Survey: Americans confused on water safety

Memorial Day is upon us and many people and families, maybe even your own, will be heading to the beach this weekend for a fun and relaxing getaway.  While the beach is a great place to cool off on a hot day and is a regular destination for families with children,  many Americans don’t know the potential dangers of swimming and aren’t aware of the necessary course of action if a swimmer is in distress.  We took a survey on Americans’ knowledge of swimming.
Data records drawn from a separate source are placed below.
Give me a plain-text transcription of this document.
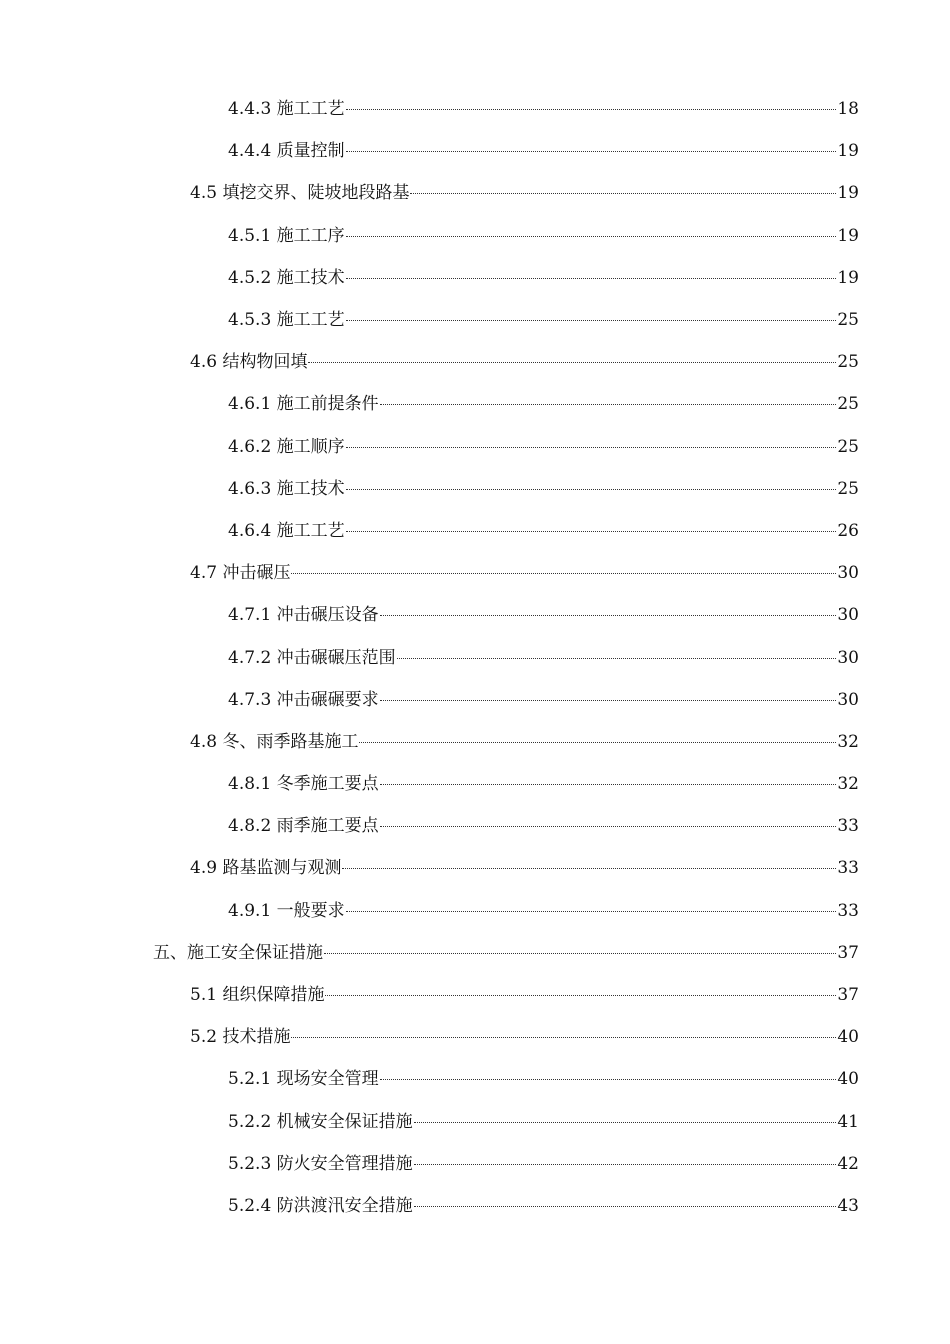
4.4.3 施工工艺	18
4.4.4 质量控制	19
4.5 填挖交界、陡坡地段路基	19
4.5.1 施工工序	19
4.5.2 施工技术	19
4.5.3 施工工艺	25
4.6 结构物回填	25
4.6.1 施工前提条件	25
4.6.2 施工顺序	25
4.6.3 施工技术	25
4.6.4 施工工艺	26
4.7 冲击碾压	30
4.7.1 冲击碾压设备	30
4.7.2 冲击碾碾压范围	30
4.7.3 冲击碾碾要求	30
4.8 冬、雨季路基施工	32
4.8.1 冬季施工要点	32
4.8.2 雨季施工要点	33
4.9 路基监测与观测	33
4.9.1 一般要求	33
五、施工安全保证措施	37
5.1 组织保障措施	37
5.2 技术措施	40
5.2.1 现场安全管理	40
5.2.2 机械安全保证措施	41
5.2.3 防火安全管理措施	42
5.2.4 防洪渡汛安全措施	43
See the results – and lifesaving tips – below.

 Survey Results

  • 63% of families with children will swim somewhere without a lifeguard on duty.
  • 93% of people were unable to correctly order the steps needed to help a swimmer in jeopardy.
  • About half of all Americans have had formal swimming instruction, with minorities even less likely to have taken lessons.
  • The percentage of people who know someone who almost drowned increased from 25% in 2009 to 41% in 2013 and the number of people who know someone who has drowned has increased from 25% to 29%.

Safety Guidance

  • If you see a swimmer in distress you should shout for help, reach or throw the person a rescue or flotation device, call 9-1-1 if needed, and give care as necessary.
  • Always swim with a buddy in an area that is supervised by lifeguards.
  • Water rings and other flotation items are not life saving devices.
  • If you find yourself caught in a rip current, you must stay calm and not attempt to go against the current.  You must swim parallel to the shore with the tide until you are free from the tide. Once you are out of the rip current, you can head toward the shore. If you feel tired or too weak to make it the rest of the way, wave or call out for help.
  • Children should always be supervised by a parent or guardian, even if a lifeguard is present.
  • Red Cross Swimming Lessons help people develop valuable skills and water safety behaviors to make them feel more comfortable and safe when they are in or around the water.